Salah satu kendala utama, menurut Sri Puji, adalah struktur pengelolaan museum yang berada di bawah Dinas Pendidikan dan Kebudayaan Kota Samarinda. Hal ini berdampak pada alokasi anggaran yang tidak fokus untuk pengembangan kebudayaan. “Ini saya kira juga menghambat sehingga anggaran yang seharusnya mungkin untuk satu OPD ini dijadikan satu, nempel gitu jadi tidak fokus,” tegasnya.
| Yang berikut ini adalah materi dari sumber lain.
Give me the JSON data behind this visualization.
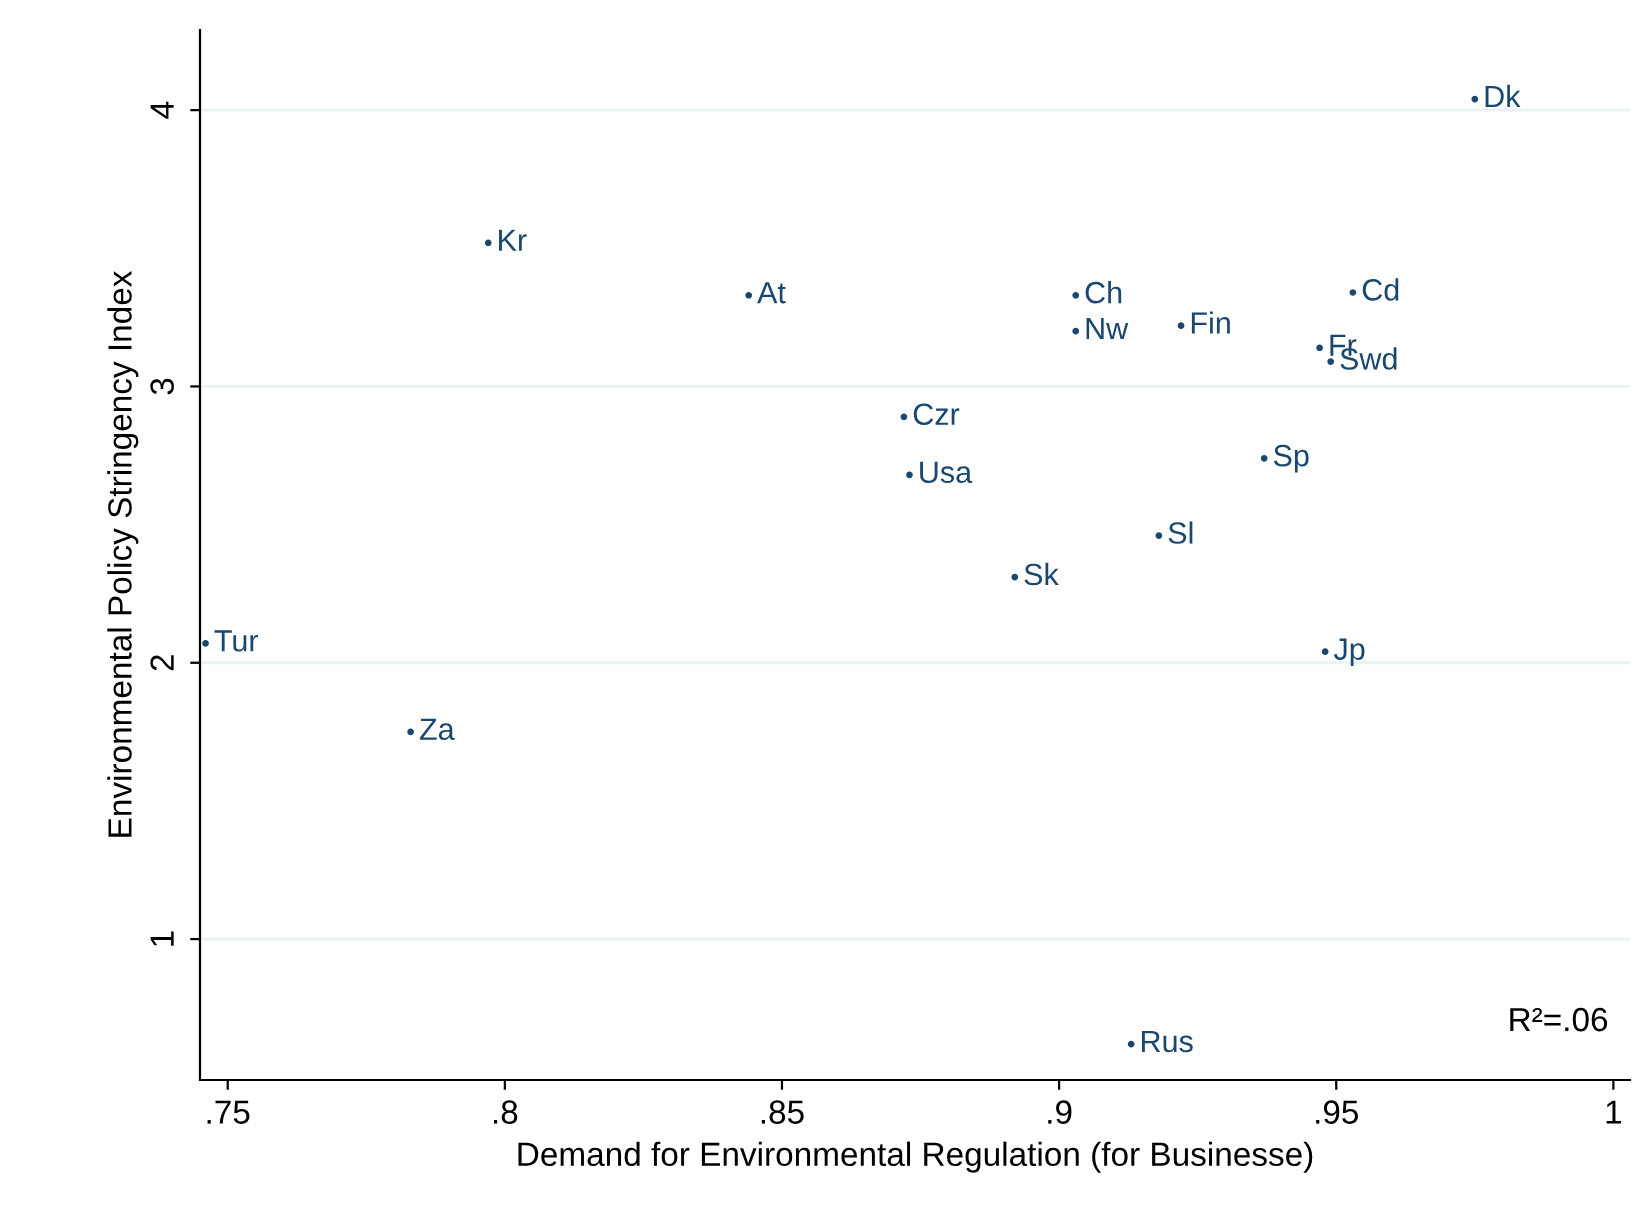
{
  "chart_data": {
    "type": "scatter",
    "xlabel": "Demand for Environmental Regulation (for Businesse)",
    "ylabel": "Environmental Policy Stringency Index",
    "x": [
      0.975,
      0.797,
      0.844,
      0.903,
      0.903,
      0.922,
      0.953,
      0.947,
      0.949,
      0.872,
      0.873,
      0.937,
      0.918,
      0.892,
      0.746,
      0.948,
      0.783,
      0.913
    ],
    "series": [
      {
        "color": "#1a476f",
        "values": [
          4.04,
          3.52,
          3.33,
          3.33,
          3.2,
          3.22,
          3.34,
          3.14,
          3.09,
          2.89,
          2.68,
          2.74,
          2.46,
          2.31,
          2.07,
          2.04,
          1.75,
          0.62
        ]
      }
    ],
    "value_labels": [
      "Dk",
      "Kr",
      "At",
      "Ch",
      "Nw",
      "Fin",
      "Cd",
      "Fr",
      "Swd",
      "Czr",
      "Usa",
      "Sp",
      "Sl",
      "Sk",
      "Tur",
      "Jp",
      "Za",
      "Rus"
    ],
    "annotations": [
      "R²=.06"
    ],
    "xlim": [
      0.745,
      1.003
    ],
    "ylim": [
      0.49,
      4.29
    ],
    "xticks": [
      {
        "value": 0.75,
        "label": ".75"
      },
      {
        "value": 0.8,
        "label": ".8"
      },
      {
        "value": 0.85,
        "label": ".85"
      },
      {
        "value": 0.9,
        "label": ".9"
      },
      {
        "value": 0.95,
        "label": ".95"
      },
      {
        "value": 1,
        "label": "1"
      }
    ],
    "yticks": [
      1,
      2,
      3,
      4
    ],
    "grid": "y",
    "marker": "circle",
    "legend": false
  }
}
Selain itu, keberagaman budaya di Samarinda menjadi tantangan tersendiri bagi pengelola museum. Kondisi multikultural membuat sulit untuk menampilkan identitas budaya tertentu secara menonjol. “Lalu untuk budaya-budaya Kota Samarinda sendiri yang notabenenya budaya kita ini kan multibudaya di Kota Samarinda sehingga multikultur, sehingga untuk menampilkan satu budaya saja nggak bisa, ini juga jadi problem dari apa museum,” ujarnya.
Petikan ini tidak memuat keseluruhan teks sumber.